This innovative collection of essays views Irish culture from the eighteenth century to the present day, covering a wide range of topics and authors. Among the writers are Bishop Berkeley, Thomas Moore, Oliver Goldsmith, Francis Hutcheson, Laurence Sterne, Richard Steele, Edmund Burke, Maria Edgeworth, W. B. Yeats, Samuel Beckett, James Stephens, Charles Lever, Austin Clarke, Kate O'Brien and Francis Stuart. Also included are a number of neglected Irish writers such as William Dunkin, John Toland, Frederick Ryan, "Father Prout," William McGinn, Shan Bullock, Canon Sheehan and George Birmingham.

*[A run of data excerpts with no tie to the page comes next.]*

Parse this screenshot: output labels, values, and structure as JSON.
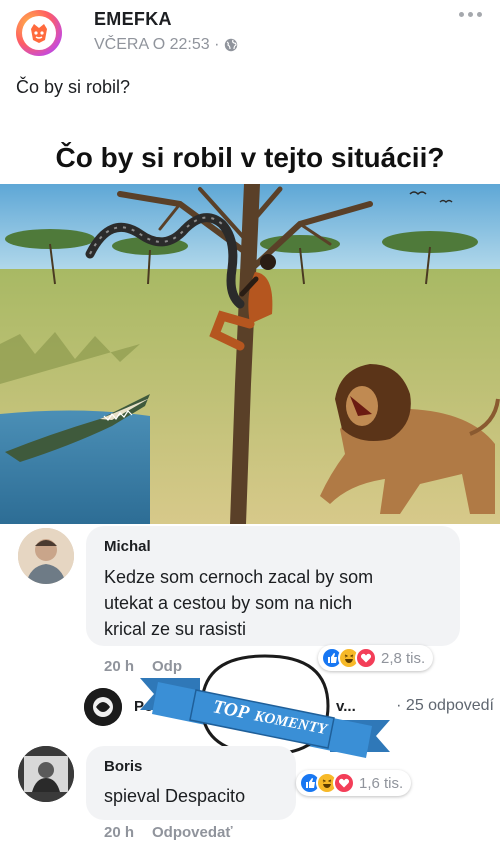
{
  "post": {
    "page_name": "EMEFKA",
    "timestamp": "VČERA O 22:53 ·",
    "text": "Čo by si robil?"
  },
  "image": {
    "title": "Čo by si robil v tejto situácii?"
  },
  "comments": [
    {
      "author": "Michal",
      "lines": [
        "Kedze som cernoch zacal by som",
        "utekat a cestou by som na nich",
        "krical ze su rasisti"
      ],
      "time": "20 h",
      "action": "Odp",
      "reaction_count": "2,8 tis."
    },
    {
      "author": "Boris",
      "lines": [
        "spieval Despacito"
      ],
      "time": "20 h",
      "action": "Odpovedať",
      "reaction_count": "1,6 tis."
    }
  ],
  "reply_row": {
    "label": "Použ",
    "ellipsis": "v...",
    "count": "· 25 odpovedí"
  },
  "badge": {
    "word1": "TOP",
    "word2": "KOMENTY"
  },
  "colors": {
    "like": "#1877f2",
    "love": "#f33e58",
    "haha": "#f7b928",
    "ribbon": "#3a8fd6"
  },
  "icons": [
    "page-logo-icon",
    "globe-icon",
    "more-options-icon",
    "like-reaction-icon",
    "haha-reaction-icon",
    "love-reaction-icon"
  ]
}
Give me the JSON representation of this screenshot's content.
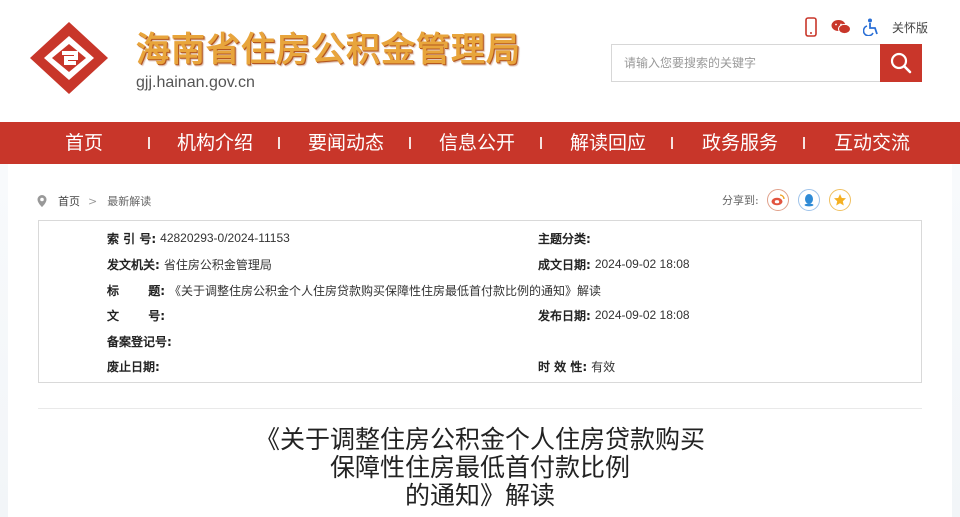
{
  "header": {
    "site_title": "海南省住房公积金管理局",
    "site_url": "gjj.hainan.gov.cn",
    "care_label": "关怀版",
    "icons": [
      "mobile-icon",
      "wechat-icon",
      "accessibility-icon"
    ],
    "search_placeholder": "请输入您要搜索的关键字",
    "brand_color": "#c8362a",
    "title_color": "#e8a53c"
  },
  "nav": {
    "items": [
      "首页",
      "机构介绍",
      "要闻动态",
      "信息公开",
      "解读回应",
      "政务服务",
      "互动交流"
    ]
  },
  "breadcrumb": {
    "home": "首页",
    "separator": ">",
    "current": "最新解读"
  },
  "share": {
    "label": "分享到:",
    "icons": [
      "weibo-icon",
      "qq-icon",
      "qzone-icon"
    ]
  },
  "info": {
    "index_no_label": "索 引 号:",
    "index_no": "42820293-0/2024-11153",
    "topic_label": "主题分类:",
    "topic": "",
    "issuer_label": "发文机关:",
    "issuer": "省住房公积金管理局",
    "created_label": "成文日期:",
    "created": "2024-09-02 18:08",
    "title_label": "标       题:",
    "title": "《关于调整住房公积金个人住房贷款购买保障性住房最低首付款比例的通知》解读",
    "doc_no_label": "文       号:",
    "doc_no": "",
    "published_label": "发布日期:",
    "published": "2024-09-02 18:08",
    "record_label": "备案登记号:",
    "record": "",
    "repeal_label": "废止日期:",
    "repeal": "",
    "validity_label": "时 效 性:",
    "validity": "有效"
  },
  "article": {
    "title_lines": [
      "《关于调整住房公积金个人住房贷款购买",
      "保障性住房最低首付款比例",
      "的通知》解读"
    ]
  }
}
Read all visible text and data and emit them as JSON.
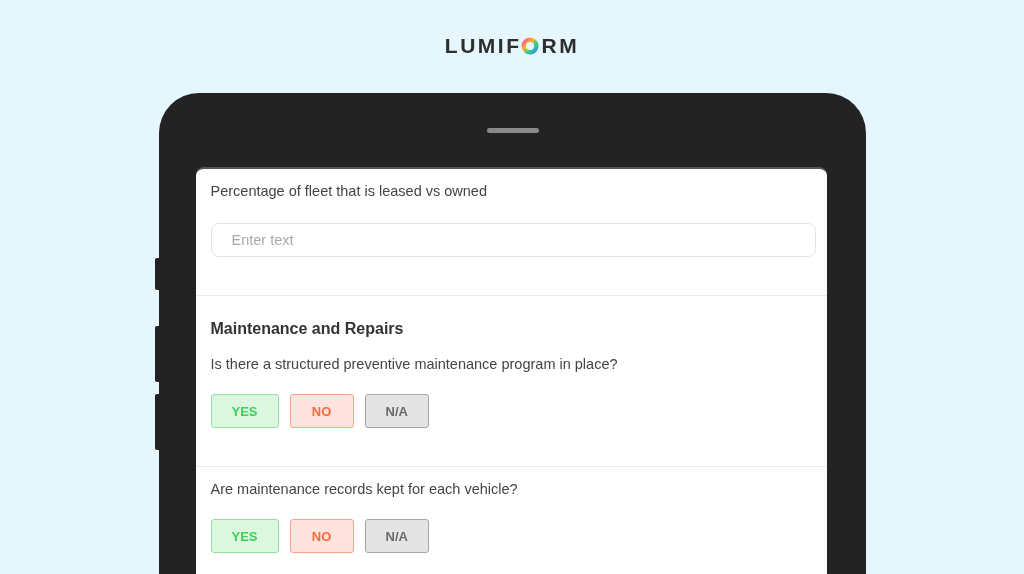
{
  "logo": {
    "before": "LUMIF",
    "after": "RM"
  },
  "sections": [
    {
      "kind": "text",
      "question": "Percentage of fleet that is leased vs owned",
      "input": {
        "placeholder": "Enter text"
      }
    },
    {
      "kind": "choice",
      "heading": "Maintenance and Repairs",
      "question": "Is there a structured preventive maintenance program in place?",
      "options": [
        {
          "kind": "yes",
          "label": "YES",
          "selected": false
        },
        {
          "kind": "no",
          "label": "NO",
          "selected": false
        },
        {
          "kind": "na",
          "label": "N/A",
          "selected": false
        }
      ]
    },
    {
      "kind": "choice",
      "question": "Are maintenance records kept for each vehicle?",
      "options": [
        {
          "kind": "yes",
          "label": "YES",
          "selected": false
        },
        {
          "kind": "no",
          "label": "NO",
          "selected": false
        },
        {
          "kind": "na",
          "label": "N/A",
          "selected": false
        }
      ]
    }
  ]
}
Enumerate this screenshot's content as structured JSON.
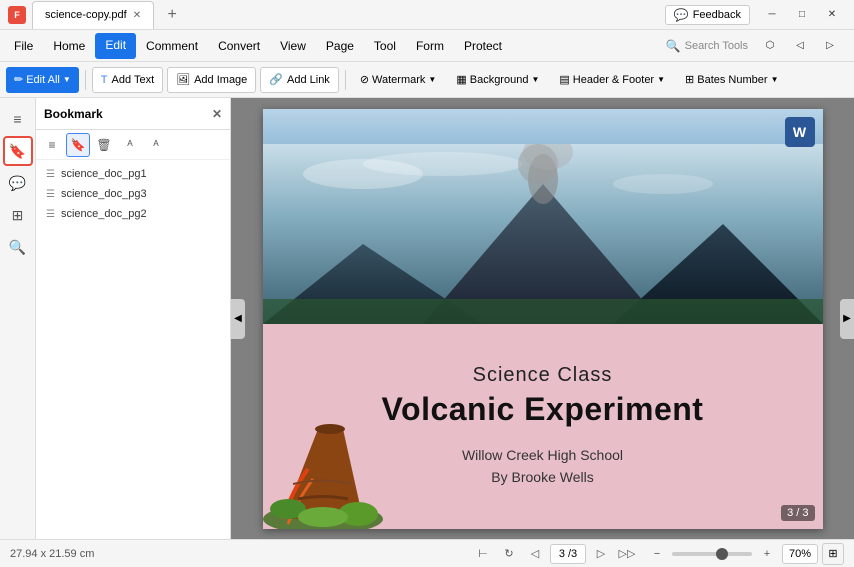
{
  "titlebar": {
    "app_icon_label": "F",
    "tab_label": "science-copy.pdf",
    "new_tab_label": "+",
    "feedback_label": "Feedback",
    "minimize_label": "─",
    "maximize_label": "□",
    "close_label": "✕"
  },
  "menubar": {
    "items": [
      {
        "id": "file",
        "label": "File"
      },
      {
        "id": "home",
        "label": "Home"
      },
      {
        "id": "edit",
        "label": "Edit",
        "active": true
      },
      {
        "id": "comment",
        "label": "Comment"
      },
      {
        "id": "convert",
        "label": "Convert"
      },
      {
        "id": "view",
        "label": "View"
      },
      {
        "id": "page",
        "label": "Page"
      },
      {
        "id": "tool",
        "label": "Tool"
      },
      {
        "id": "form",
        "label": "Form"
      },
      {
        "id": "protect",
        "label": "Protect"
      }
    ],
    "search_placeholder": "Search Tools"
  },
  "toolbar": {
    "edit_all_label": "Edit All",
    "add_text_label": "Add Text",
    "add_image_label": "Add Image",
    "add_link_label": "Add Link",
    "watermark_label": "Watermark",
    "background_label": "Background",
    "header_footer_label": "Header & Footer",
    "bates_number_label": "Bates Number"
  },
  "bookmark_panel": {
    "title": "Bookmark",
    "items": [
      {
        "label": "science_doc_pg1"
      },
      {
        "label": "science_doc_pg3"
      },
      {
        "label": "science_doc_pg2"
      }
    ]
  },
  "sidebar_icons": [
    {
      "id": "hamburger",
      "icon": "≡",
      "active": false
    },
    {
      "id": "bookmark",
      "icon": "🔖",
      "active": true
    },
    {
      "id": "comment",
      "icon": "💬",
      "active": false
    },
    {
      "id": "pages",
      "icon": "⊞",
      "active": false
    },
    {
      "id": "search",
      "icon": "🔍",
      "active": false
    }
  ],
  "pdf_content": {
    "title_small": "Science Class",
    "title_large": "Volcanic Experiment",
    "subtitle_line1": "Willow Creek High School",
    "subtitle_line2": "By Brooke Wells",
    "page_badge": "3 / 3",
    "word_badge": "W"
  },
  "statusbar": {
    "dimensions": "27.94 x 21.59 cm",
    "page_display": "3 /3",
    "zoom_level": "70%"
  }
}
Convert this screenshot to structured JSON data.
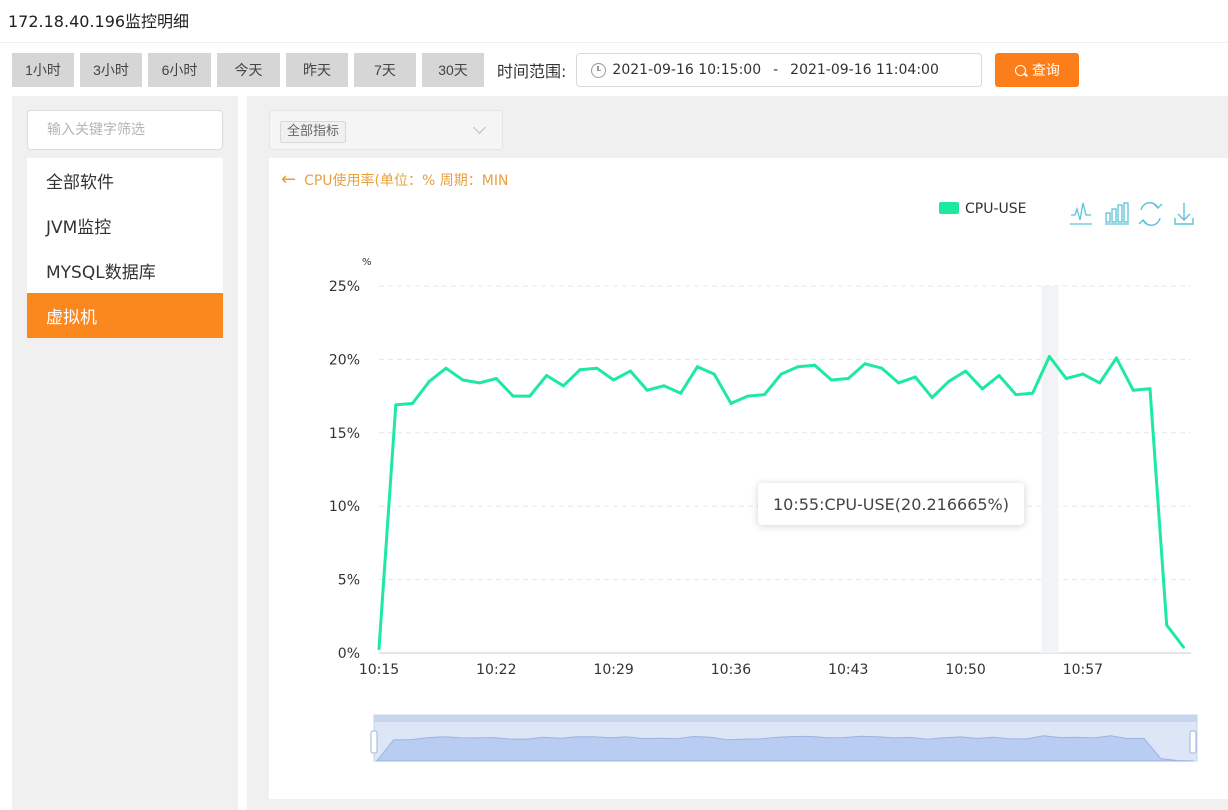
{
  "page": {
    "title": "172.18.40.196监控明细"
  },
  "toolbar": {
    "quick_ranges": [
      "1小时",
      "3小时",
      "6小时",
      "今天",
      "昨天",
      "7天",
      "30天"
    ],
    "range_label": "时间范围:",
    "start_time": "2021-09-16 10:15:00",
    "end_time": "2021-09-16 11:04:00",
    "separator": "-",
    "query_label": "查询"
  },
  "sidebar": {
    "filter_placeholder": "输入关键字筛选",
    "items": [
      "全部软件",
      "JVM监控",
      "MYSQL数据库",
      "虚拟机"
    ],
    "active_index": 3
  },
  "main": {
    "metric_select": "全部指标",
    "chart_header": "CPU使用率(单位：% 周期：MIN",
    "tooltip": "10:55:CPU-USE(20.216665%)"
  },
  "colors": {
    "accent": "#fb7e1a",
    "series": "#1de9a0",
    "active_menu": "#fb871f",
    "toolbox_icon": "#5cc4d9"
  },
  "icons": [
    "clock-icon",
    "search-icon",
    "back-arrow-icon",
    "line-chart-icon",
    "bar-chart-icon",
    "refresh-icon",
    "download-icon",
    "chevron-down-icon"
  ],
  "chart_data": {
    "type": "line",
    "ylabel": "%",
    "x": [
      "10:15",
      "10:16",
      "10:17",
      "10:18",
      "10:19",
      "10:20",
      "10:21",
      "10:22",
      "10:23",
      "10:24",
      "10:25",
      "10:26",
      "10:27",
      "10:28",
      "10:29",
      "10:30",
      "10:31",
      "10:32",
      "10:33",
      "10:34",
      "10:35",
      "10:36",
      "10:37",
      "10:38",
      "10:39",
      "10:40",
      "10:41",
      "10:42",
      "10:43",
      "10:44",
      "10:45",
      "10:46",
      "10:47",
      "10:48",
      "10:49",
      "10:50",
      "10:51",
      "10:52",
      "10:53",
      "10:54",
      "10:55",
      "10:56",
      "10:57",
      "10:58",
      "10:59",
      "11:00",
      "11:01",
      "11:02",
      "11:03",
      "11:04"
    ],
    "x_ticks": [
      "10:15",
      "10:22",
      "10:29",
      "10:36",
      "10:43",
      "10:50",
      "10:57"
    ],
    "y_ticks": [
      "0%",
      "5%",
      "10%",
      "15%",
      "20%",
      "25%"
    ],
    "ylim": [
      0,
      25
    ],
    "series": [
      {
        "name": "CPU-USE",
        "values": [
          0.3,
          16.9,
          17.0,
          18.5,
          19.4,
          18.6,
          18.4,
          18.7,
          17.5,
          17.5,
          18.9,
          18.2,
          19.3,
          19.4,
          18.6,
          19.2,
          17.9,
          18.2,
          17.7,
          19.5,
          19.0,
          17.0,
          17.5,
          17.6,
          19.0,
          19.5,
          19.6,
          18.6,
          18.7,
          19.7,
          19.4,
          18.4,
          18.8,
          17.4,
          18.5,
          19.2,
          18.0,
          18.9,
          17.6,
          17.7,
          20.2,
          18.7,
          19.0,
          18.4,
          20.1,
          17.9,
          18.0,
          1.9,
          0.4
        ]
      }
    ],
    "legend": "top-right",
    "grid": true,
    "highlight_x": "10:55"
  }
}
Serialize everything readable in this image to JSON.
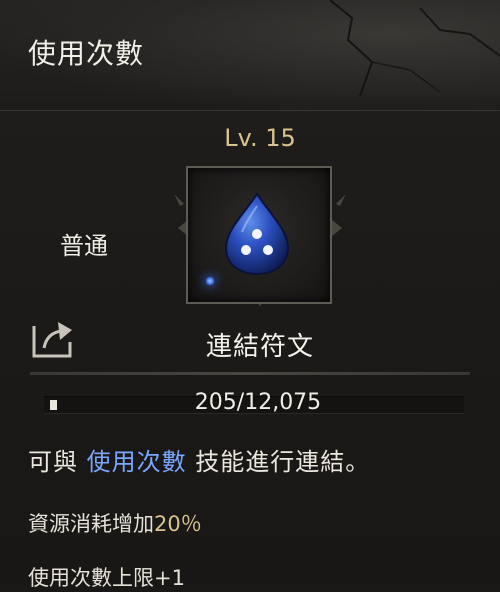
{
  "header": {
    "title": "使用次數"
  },
  "rune": {
    "level": "Lv. 15",
    "rarity": "普通",
    "name": "連結符文",
    "icon": "blue-teardrop-rune-icon",
    "xp_text": "205/12,075",
    "xp_fraction": 0.017
  },
  "description": {
    "prefix": "可與",
    "skill": "使用次數",
    "suffix": "技能進行連結。"
  },
  "stats": {
    "line1_label": "資源消耗增加",
    "line1_value": "20％",
    "line2": "使用次數上限+1"
  },
  "colors": {
    "skill_highlight": "#7aa6ff",
    "level_gold": "#d9c48f",
    "rune_blue": "#1f3f9a"
  }
}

The topics range from eighteenth-century satire and sentimentalism to the modern Irish novel, the carnivalesque in early nineteenth-century Cork to the philosophy of Tolan and Berkeley. In moving from celebrated reputations to lesser known writers, the book also breaches the boundaries between literary criticism, intellectual and political history. It concludes with a vigorous intervention into the ongoing debate surrounding revisionism in Irish Studies.
Widely regarded as England's most influential living literary critic & theorist, Dr. Terry Eagleton currently serves as Distinguished Professor of English Literature at the University of Lancaster and as Visiting Professor at the National University of Ireland, Galway. He was Thomas Warton Prof. of English Literature at the University of Oxford ('92-01) & John Edward Taylor Professor of English Literature at the University of Manchester 'til '08. He returned to the University of Notre Dame in the Autumn '09 semester as Distinguished Visitor in the English Department.
He's written over 40 books, including Literary Theory: An Introduction ('83); The Ideology of the Aesthetic ('90) & The Illusions of Postmodernism ('96). He delivered Yale's '08 Terry Lectures and gave a Gifford Lecture in 3/10, titled The God Debate.